Uma brasileira deu à luz uma menina depois de receber um transplante de um útero de uma dadora que morreu. Trata-se do primeiro caso bem sucedido neste tipo de procedimento.
Em setembro de 2016, uma paciente de 32 anos que nasceu sem útero fez um transplante de útero de uma pessoa morta. Sete meses após a cirurgia, a mulher engravidou por inseminação. O parto ocorreu em dezembro de 2017, por cesariana, e o útero foi retirado nessa mesma cirurgia.
A criança nasceu saudável e está a desenvolver-se de forma normal. Até agora, estes transplantes só tiveram sucesso com úteros de dadoras vivas.
Dani Ejzenberg, ginecologista que dirigiu a equipa médica da Universidade de São Paulo, escreveu agora sobre este caso na revista Lancet, sublinhando que este se trata de um importante avanço médico.
A verdade é que este não é o primeiro transplante de uma dadora morta, mas, até ao momento, nenhum tinha resultado num nado vivo. “Até ao momento, o nosso caso é o único do mundo a utilizar útero de doadora falecida e conseguir um nascimento. Tivemos oito nascimentos na Suécia e um nos Estados Unidos de úteros transplantados de doadoras vivas”, afirmou Ejzenberg, numa entrevista citada pelo Diário de Notícias.
O transplante de um útero de uma dadora morta traz algumas vantagens, explicou a equipa. “Com uma dadora morta, reduz-se o risco porque não há risco para a dadora, e reduzem-se também os custos porque não é preciso o internamento e a longa cirurgia para a dadora.” Além disso, “encontrar uma dadora viva pode ser difícil”.

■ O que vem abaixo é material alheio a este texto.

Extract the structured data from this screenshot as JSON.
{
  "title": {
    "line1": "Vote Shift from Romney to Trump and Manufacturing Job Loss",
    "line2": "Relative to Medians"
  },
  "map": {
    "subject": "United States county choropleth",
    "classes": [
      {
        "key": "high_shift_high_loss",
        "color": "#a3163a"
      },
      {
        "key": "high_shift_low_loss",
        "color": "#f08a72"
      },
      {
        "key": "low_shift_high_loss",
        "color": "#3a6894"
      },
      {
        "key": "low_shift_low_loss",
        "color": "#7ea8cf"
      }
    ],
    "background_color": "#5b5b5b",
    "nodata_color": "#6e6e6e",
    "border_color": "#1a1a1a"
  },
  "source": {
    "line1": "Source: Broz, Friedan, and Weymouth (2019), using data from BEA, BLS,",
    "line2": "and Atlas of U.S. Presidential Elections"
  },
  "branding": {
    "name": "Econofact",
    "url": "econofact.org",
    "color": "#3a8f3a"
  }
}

Após o sucesso do parto, o útero transplantado foi retirado porque a recetora tinha de ser medicada com imunossupressores para certificar que não havia rejeição do órgão. Segundo a líder da equipa, continuar a terapêutica iria ser muito dispendioso, pelo que acaba por ser preferível usar os fundos disponíveis para efetuar mais transplantes.
Este caso de sucesso no Brasil acontece depois de dez tentativas falhadas nos Estados Unidos, República Checa e Turquia.

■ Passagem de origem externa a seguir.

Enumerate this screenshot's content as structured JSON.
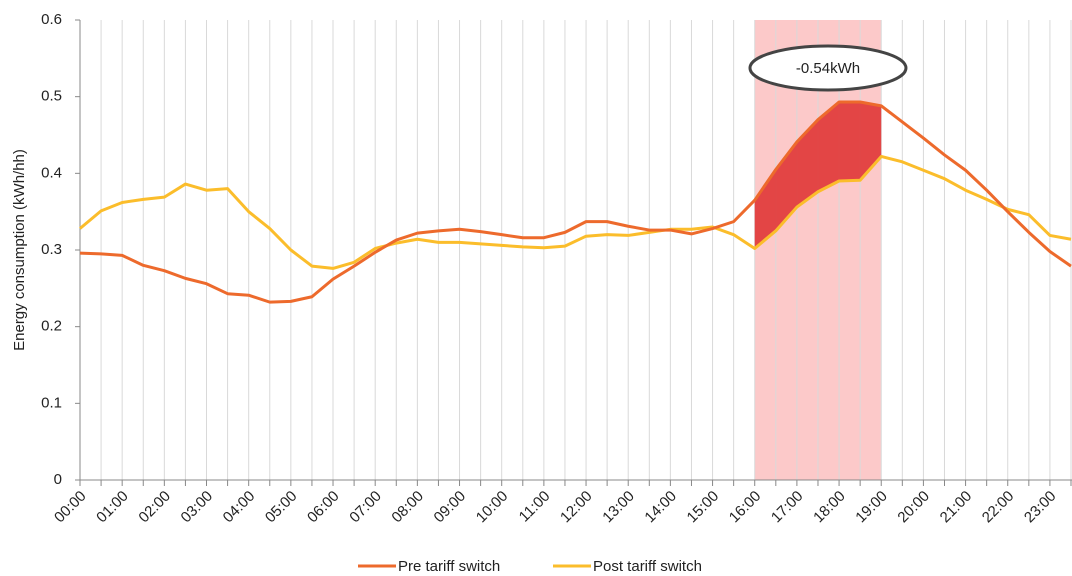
{
  "chart_data": {
    "type": "line",
    "y_label": "Energy consumption (kWh/hh)",
    "categories": [
      "00:00",
      null,
      "01:00",
      null,
      "02:00",
      null,
      "03:00",
      null,
      "04:00",
      null,
      "05:00",
      null,
      "06:00",
      null,
      "07:00",
      null,
      "08:00",
      null,
      "09:00",
      null,
      "10:00",
      null,
      "11:00",
      null,
      "12:00",
      null,
      "13:00",
      null,
      "14:00",
      null,
      "15:00",
      null,
      "16:00",
      null,
      "17:00",
      null,
      "18:00",
      null,
      "19:00",
      null,
      "20:00",
      null,
      "21:00",
      null,
      "22:00",
      null,
      "23:00",
      null
    ],
    "series": [
      {
        "name": "Pre tariff switch",
        "color": "#ed6a2c",
        "values": [
          0.296,
          0.295,
          0.293,
          0.28,
          0.273,
          0.263,
          0.256,
          0.243,
          0.241,
          0.232,
          0.233,
          0.239,
          0.262,
          0.279,
          0.297,
          0.313,
          0.322,
          0.325,
          0.327,
          0.324,
          0.32,
          0.316,
          0.316,
          0.323,
          0.337,
          0.337,
          0.331,
          0.326,
          0.326,
          0.321,
          0.328,
          0.337,
          0.365,
          0.405,
          0.441,
          0.47,
          0.493,
          0.493,
          0.488,
          0.467,
          0.446,
          0.424,
          0.404,
          0.378,
          0.35,
          0.323,
          0.298,
          0.279
        ]
      },
      {
        "name": "Post tariff switch",
        "color": "#fbbd2b",
        "values": [
          0.328,
          0.351,
          0.362,
          0.366,
          0.369,
          0.386,
          0.378,
          0.38,
          0.35,
          0.328,
          0.3,
          0.279,
          0.276,
          0.284,
          0.302,
          0.309,
          0.314,
          0.31,
          0.31,
          0.308,
          0.306,
          0.304,
          0.303,
          0.305,
          0.318,
          0.32,
          0.319,
          0.323,
          0.327,
          0.327,
          0.33,
          0.32,
          0.302,
          0.325,
          0.356,
          0.376,
          0.39,
          0.391,
          0.422,
          0.415,
          0.404,
          0.393,
          0.378,
          0.366,
          0.353,
          0.346,
          0.319,
          0.314
        ]
      }
    ],
    "ylim": [
      0,
      0.6
    ],
    "yticks": [
      0,
      0.1,
      0.2,
      0.3,
      0.4,
      0.5,
      0.6
    ],
    "grid": true,
    "highlight": {
      "from": 32,
      "to": 38,
      "color": "#fbbcbc",
      "fill": "#e03636",
      "label": "-0.54kWh"
    },
    "legend": "bottom"
  }
}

Voluntária recrutada na Internet
Em entrevistas anteriores, Dani Ejzenberg já tinha explicado o processo de recrutamento. “As pacientes do estudo foram recrutadas a partir de comunidades na Internet que reúnem pacientes com Rokitansky, a ausência congénita de útero de que sofre a transplantada.”
Neste caso, a fertilização aconteceu quatro meses antes do transplante. “Só depois de aspirar os óvulos e ter certeza de que a paciente tinha bons embriões e uma chance real de gravidez é que realizámos o transplante”, uma cirurgia que terá durado 10 horas e meia. Apenas um mês após a operação, a brasileira começou a ter período.

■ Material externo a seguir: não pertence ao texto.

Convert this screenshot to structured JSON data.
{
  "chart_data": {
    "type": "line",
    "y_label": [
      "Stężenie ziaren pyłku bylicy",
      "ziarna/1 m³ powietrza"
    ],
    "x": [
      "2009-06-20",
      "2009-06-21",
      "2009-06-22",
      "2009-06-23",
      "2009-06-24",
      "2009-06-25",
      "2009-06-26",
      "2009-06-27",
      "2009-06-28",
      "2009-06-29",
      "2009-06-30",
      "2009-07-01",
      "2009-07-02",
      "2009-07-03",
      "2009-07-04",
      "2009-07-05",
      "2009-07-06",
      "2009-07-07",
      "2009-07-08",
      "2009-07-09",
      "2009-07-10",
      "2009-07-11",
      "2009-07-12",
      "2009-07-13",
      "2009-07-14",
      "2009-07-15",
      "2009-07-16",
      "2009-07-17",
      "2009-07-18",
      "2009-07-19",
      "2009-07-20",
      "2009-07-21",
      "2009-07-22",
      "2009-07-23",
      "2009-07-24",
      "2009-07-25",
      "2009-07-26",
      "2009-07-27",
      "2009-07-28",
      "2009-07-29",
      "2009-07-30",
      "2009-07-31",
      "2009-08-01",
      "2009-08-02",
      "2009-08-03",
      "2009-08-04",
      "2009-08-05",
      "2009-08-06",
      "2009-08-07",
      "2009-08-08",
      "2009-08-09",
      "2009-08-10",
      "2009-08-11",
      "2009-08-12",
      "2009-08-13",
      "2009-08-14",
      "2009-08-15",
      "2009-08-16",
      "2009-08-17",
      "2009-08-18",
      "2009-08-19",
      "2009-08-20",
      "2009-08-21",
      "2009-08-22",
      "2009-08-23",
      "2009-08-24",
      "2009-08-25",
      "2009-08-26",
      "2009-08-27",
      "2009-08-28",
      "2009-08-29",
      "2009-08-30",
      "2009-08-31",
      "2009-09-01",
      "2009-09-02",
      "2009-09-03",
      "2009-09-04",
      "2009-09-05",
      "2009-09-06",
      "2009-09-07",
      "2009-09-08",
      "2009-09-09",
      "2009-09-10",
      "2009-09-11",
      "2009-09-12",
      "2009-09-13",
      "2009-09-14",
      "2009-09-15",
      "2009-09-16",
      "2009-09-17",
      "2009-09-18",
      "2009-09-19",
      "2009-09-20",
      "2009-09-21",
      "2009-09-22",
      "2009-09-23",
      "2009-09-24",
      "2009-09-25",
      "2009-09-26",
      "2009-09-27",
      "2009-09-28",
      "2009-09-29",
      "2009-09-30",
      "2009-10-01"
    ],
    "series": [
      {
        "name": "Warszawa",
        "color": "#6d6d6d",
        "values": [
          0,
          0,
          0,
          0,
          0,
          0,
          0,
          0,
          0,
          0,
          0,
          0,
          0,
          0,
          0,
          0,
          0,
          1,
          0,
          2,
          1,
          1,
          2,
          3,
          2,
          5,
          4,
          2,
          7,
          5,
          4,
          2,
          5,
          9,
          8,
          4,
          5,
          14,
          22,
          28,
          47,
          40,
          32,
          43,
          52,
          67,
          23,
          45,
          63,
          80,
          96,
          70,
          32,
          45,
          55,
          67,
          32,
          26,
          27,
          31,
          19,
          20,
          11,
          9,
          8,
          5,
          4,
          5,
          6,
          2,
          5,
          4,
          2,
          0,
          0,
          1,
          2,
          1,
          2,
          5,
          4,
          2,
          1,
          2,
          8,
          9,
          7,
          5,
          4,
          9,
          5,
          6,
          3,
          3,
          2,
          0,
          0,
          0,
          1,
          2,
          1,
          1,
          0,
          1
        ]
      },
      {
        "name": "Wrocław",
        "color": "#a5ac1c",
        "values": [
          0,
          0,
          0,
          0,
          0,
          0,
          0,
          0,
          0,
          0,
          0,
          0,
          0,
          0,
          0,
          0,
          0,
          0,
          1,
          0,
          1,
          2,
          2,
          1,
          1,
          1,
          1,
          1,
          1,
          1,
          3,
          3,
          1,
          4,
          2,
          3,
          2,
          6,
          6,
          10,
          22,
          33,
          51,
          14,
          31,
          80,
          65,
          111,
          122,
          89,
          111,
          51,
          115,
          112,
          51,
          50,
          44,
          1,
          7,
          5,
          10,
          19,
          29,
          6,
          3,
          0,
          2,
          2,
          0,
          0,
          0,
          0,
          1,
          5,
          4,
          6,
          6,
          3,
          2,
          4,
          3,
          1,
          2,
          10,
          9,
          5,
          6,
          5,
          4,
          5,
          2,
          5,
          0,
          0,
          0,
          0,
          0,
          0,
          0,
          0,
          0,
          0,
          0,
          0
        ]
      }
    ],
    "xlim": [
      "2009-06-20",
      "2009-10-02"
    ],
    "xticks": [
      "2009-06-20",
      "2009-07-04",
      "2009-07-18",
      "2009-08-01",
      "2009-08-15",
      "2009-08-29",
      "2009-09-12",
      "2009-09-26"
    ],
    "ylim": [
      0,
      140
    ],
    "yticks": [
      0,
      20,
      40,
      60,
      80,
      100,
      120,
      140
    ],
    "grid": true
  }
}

A equipa médica responsável por este feito considera que este procedimento traz esperança para mulheres com uma série de afeções, nomeadamente aquelas que foram submetidas a uma histerectomia (remoção do útero) e que até agora só podiam adotar ou recorrer à maternidade de substituição.
Ainda assim, o ginecologista adverte que, apesar de ter corrido tudo bem, a experiência não deve ser repetida tão cedo. “Não estamos a selecionar mais pacientes. Este tipo de procedimento ainda é experimental e só pode ser realizado por equipas treinadas, em ambiente de pesquisa e após autorização dos órgãos competentes.”
Ao The Guardian, um ginecologista britânico concorda com Ejzenberg e acrescenta que é necessário investigar mais até que este procedimento possa ser generalizado. Ainda assim, adianta, este processo pode permitir a mulheres transexuais engravidar (pelo menos em teoria).